Localization of complement C3 in human RPE, choroid (CHOR), and neural retina by confocal immunofluorescence microscopy. A-B. C3 immunoreactivity is concentrated in the RPE-choroid, but absent in the photoreceptor layer (PR) of the neural retina (CY2, green). Lipofuscin autofluorescence (CY3, red). A. Intense C3 immunofluorescence is associated with the microvasculature in the choroid. Arrowheads indicate cross-sections of choroidal capillaries. B. In those eyes with drusen (Dr), C3 immunoreactivity is also present in the extracellular space between the RPE and Bruch’s membrane (i.e. the sub-RPE space) and in the cytoplasm of some RPE cells (arrowheads) overlying drusen. C-D. Localization of C3 in the retina (CY2, green). C3 immunoreactivity is confined to the lumens and walls of blood vessels (V) in the inner retina.

Figure 8

Inflammation model of macular degeneration (updated from Anderson et al, 2002). According to the model, AMD may triggered by one or more environmental risk factors (see text) that occurs against the background of a genetic susceptibility profile conferred by variants in the CFH, CFB/C2, and/or C3 gene triad (The potential role of the ARMS2 locus in the inflammatory process, if any, remains to be clarified).
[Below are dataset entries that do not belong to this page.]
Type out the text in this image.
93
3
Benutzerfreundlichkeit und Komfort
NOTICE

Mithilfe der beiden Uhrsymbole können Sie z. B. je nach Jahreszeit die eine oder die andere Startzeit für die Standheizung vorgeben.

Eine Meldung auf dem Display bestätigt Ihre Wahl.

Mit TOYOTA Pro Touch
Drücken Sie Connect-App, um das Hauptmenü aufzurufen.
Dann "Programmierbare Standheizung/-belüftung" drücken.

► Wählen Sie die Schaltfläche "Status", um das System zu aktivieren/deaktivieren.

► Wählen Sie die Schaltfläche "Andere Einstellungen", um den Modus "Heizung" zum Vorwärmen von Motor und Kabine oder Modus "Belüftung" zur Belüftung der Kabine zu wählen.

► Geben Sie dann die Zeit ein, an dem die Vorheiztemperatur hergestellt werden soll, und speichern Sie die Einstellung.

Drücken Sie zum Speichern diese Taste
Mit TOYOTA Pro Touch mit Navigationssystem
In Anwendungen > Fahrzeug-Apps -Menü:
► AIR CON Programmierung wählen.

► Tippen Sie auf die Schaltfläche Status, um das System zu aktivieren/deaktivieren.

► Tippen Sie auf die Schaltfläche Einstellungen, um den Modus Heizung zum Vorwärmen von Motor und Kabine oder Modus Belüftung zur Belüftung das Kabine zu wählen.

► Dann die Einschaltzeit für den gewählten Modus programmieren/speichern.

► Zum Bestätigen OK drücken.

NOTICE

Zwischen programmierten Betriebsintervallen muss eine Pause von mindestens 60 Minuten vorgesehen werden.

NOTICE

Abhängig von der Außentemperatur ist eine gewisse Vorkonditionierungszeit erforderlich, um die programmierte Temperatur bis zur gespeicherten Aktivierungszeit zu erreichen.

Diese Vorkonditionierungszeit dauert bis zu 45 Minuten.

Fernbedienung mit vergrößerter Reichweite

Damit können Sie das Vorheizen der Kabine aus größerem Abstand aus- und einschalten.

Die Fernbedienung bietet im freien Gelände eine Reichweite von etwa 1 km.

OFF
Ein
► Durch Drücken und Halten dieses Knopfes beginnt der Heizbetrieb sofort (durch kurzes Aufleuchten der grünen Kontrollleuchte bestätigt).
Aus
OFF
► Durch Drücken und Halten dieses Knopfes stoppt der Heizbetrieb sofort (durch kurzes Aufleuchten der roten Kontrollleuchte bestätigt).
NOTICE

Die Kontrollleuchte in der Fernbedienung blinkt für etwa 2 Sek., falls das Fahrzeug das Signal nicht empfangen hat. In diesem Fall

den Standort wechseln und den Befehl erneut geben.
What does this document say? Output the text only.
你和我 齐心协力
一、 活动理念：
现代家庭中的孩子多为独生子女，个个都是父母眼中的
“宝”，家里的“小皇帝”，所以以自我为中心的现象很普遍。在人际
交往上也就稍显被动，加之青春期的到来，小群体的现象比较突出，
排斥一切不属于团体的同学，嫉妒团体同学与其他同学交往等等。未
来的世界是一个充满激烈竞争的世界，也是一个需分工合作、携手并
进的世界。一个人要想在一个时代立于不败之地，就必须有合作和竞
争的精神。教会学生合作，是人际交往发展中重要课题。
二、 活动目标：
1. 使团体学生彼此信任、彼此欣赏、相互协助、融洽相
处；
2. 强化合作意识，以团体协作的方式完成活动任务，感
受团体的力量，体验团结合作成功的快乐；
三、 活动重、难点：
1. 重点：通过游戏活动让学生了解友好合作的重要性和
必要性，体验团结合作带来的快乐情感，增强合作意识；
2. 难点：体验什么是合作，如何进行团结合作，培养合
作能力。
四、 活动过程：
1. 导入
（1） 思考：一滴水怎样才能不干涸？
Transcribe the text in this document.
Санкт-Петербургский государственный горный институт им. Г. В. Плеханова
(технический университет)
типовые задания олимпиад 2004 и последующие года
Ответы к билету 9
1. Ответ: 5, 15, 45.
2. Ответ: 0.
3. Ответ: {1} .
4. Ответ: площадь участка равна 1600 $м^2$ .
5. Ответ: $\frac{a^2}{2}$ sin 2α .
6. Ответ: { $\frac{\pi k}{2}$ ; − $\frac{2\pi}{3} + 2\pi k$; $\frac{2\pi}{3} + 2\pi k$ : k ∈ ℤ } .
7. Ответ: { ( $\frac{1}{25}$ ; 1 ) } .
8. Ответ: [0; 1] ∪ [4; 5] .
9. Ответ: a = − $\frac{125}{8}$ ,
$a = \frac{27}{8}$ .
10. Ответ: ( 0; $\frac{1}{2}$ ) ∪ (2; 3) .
This confluence of environmental and genetic risk factors gives rise to pathological changes in the RPE-choroid late in life which generates a chronic, local inflammatory response that includes complement activation and other inflammation-mediated events characterized, in part, by alterations in Bruch’s membrane, drusen formation and the accumulation of other sub-RPE deposits, bystander cell lysis, and dendritic cell involvement. Over time, these processes/events result in photoreceptor degeneration and the loss of central vision that defines the clinical entity of AMD.